In S&P’s system, B- is six steps below an investment grade rating.
S&P said it lowered Pakistan’s ranking as the country’s economic outlook as well as its external position deteriorated.
The credit rating agency stated that its stable outlook for Pakistan reflected its expectation that Pakistan will secure sufficient funding to meet its external financing requirements over the next twelve months.
Pakistan is set to receive a $3 billion loan package from the United Arab Emirates (UAE) in-order to help bridge a yawning current account deficit and shore up foreign reserves.
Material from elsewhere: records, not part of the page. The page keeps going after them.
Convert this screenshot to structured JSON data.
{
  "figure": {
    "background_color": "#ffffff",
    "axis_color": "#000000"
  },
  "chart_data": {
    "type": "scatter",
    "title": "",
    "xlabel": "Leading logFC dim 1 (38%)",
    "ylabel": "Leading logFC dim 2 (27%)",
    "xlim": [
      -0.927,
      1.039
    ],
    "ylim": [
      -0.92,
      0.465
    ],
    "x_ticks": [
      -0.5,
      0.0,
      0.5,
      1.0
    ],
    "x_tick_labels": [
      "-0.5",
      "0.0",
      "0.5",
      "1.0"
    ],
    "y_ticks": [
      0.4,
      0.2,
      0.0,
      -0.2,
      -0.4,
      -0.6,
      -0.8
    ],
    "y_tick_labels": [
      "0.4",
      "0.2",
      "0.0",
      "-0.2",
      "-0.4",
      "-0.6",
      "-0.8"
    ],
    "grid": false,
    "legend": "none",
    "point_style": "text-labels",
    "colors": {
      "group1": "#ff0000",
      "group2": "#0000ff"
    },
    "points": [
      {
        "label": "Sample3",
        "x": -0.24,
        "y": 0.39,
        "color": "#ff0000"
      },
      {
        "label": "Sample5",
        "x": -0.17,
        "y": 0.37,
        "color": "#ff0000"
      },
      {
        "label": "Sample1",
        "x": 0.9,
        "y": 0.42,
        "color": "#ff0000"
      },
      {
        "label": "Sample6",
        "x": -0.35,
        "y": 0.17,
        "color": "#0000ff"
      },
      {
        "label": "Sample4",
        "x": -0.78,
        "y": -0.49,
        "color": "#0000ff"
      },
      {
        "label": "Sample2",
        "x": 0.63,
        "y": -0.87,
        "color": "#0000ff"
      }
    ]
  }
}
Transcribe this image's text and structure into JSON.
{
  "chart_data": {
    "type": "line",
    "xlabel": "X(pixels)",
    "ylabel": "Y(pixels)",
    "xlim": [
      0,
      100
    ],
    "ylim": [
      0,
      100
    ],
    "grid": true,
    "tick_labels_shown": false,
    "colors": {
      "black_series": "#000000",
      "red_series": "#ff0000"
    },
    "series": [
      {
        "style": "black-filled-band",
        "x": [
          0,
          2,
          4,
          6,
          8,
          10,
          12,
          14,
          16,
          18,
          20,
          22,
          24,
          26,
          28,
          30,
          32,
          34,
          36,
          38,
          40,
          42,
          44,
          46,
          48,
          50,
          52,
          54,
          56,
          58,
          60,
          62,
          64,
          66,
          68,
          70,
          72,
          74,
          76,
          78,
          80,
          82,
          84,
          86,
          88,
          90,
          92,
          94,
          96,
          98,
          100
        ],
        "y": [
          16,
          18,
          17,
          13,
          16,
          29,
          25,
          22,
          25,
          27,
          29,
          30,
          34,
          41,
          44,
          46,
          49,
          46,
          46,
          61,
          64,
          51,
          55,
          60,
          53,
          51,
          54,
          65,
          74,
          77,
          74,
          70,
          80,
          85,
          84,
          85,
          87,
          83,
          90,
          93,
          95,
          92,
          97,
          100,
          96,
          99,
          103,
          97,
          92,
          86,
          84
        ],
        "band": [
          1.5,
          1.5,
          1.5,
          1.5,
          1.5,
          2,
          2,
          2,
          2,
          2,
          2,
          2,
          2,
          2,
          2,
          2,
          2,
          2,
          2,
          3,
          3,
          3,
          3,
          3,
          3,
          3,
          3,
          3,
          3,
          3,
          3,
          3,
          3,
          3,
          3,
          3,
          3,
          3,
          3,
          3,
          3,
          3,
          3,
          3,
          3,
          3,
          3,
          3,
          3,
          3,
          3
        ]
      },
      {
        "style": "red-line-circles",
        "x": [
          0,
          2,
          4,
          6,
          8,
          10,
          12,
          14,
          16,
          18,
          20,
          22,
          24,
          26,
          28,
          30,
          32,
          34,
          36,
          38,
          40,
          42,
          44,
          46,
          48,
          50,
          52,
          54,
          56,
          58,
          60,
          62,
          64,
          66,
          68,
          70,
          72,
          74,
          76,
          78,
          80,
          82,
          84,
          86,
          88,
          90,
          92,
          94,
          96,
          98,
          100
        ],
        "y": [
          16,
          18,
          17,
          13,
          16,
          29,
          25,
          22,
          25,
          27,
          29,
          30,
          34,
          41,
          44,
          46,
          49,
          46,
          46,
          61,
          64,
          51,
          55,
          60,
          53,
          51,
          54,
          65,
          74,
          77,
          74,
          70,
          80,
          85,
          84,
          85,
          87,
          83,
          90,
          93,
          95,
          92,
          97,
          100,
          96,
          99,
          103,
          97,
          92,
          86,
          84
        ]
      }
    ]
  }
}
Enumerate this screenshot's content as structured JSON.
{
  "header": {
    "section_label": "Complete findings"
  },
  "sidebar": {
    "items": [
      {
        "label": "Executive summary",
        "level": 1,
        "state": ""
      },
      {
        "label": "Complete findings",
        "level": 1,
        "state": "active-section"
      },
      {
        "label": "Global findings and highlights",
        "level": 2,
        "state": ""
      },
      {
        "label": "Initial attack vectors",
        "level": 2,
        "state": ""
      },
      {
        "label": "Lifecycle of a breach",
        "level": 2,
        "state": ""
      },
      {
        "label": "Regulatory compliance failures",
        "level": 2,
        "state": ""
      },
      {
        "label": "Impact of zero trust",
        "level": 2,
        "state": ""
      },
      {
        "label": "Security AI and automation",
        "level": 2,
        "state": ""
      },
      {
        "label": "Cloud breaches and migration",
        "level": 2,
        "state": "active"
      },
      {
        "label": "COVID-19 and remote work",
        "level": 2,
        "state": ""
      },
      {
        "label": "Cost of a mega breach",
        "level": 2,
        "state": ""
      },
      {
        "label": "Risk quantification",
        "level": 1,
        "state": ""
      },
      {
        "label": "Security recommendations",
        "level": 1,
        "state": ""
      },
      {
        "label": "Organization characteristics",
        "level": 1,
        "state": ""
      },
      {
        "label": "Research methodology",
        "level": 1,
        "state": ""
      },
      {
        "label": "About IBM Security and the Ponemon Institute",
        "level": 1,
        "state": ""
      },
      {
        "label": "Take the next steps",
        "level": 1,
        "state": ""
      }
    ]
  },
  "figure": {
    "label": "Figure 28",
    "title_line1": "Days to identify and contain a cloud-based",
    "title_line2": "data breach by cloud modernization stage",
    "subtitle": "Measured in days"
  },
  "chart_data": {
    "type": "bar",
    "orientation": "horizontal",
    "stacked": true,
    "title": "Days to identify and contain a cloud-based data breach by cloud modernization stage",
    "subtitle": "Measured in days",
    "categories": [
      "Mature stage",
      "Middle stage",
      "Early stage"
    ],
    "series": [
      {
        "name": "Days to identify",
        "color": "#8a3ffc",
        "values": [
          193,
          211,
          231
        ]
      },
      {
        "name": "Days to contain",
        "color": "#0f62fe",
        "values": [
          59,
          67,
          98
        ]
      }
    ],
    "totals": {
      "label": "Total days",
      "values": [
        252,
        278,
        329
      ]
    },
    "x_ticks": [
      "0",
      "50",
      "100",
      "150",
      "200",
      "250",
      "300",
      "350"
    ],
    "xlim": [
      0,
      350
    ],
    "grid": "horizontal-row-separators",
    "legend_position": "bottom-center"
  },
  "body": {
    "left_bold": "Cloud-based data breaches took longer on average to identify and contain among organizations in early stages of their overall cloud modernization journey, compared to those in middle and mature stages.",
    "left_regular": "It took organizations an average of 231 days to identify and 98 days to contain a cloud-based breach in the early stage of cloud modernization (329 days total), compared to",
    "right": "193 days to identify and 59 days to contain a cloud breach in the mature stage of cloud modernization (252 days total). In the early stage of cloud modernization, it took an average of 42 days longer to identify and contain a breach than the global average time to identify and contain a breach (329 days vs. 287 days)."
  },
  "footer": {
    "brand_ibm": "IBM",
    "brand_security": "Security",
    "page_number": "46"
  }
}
S&P noted that “while Pakistan has secured financial aid from bilateral partners to address its immediate external financing needs, we believe that fiscal and external imbalances will remain elevated”.
The credit rating agency maintained that talks with the International Monetary Fund (IMF) took longer than anticipated and that any resulting reforms, whether under the programme or otherwise will be less advantageous than previously hoped. “S&P believes the reform timeline will be more protracted in nature,” it added.
Fitch in December downgraded Pakistan’s long-term foreign currency issuer default rating to ‘B-‘ from ‘B’, citing a rise in external financing risk from low reserves and high external debt repayments, along with a continued deterioration in the economy’s fiscal position.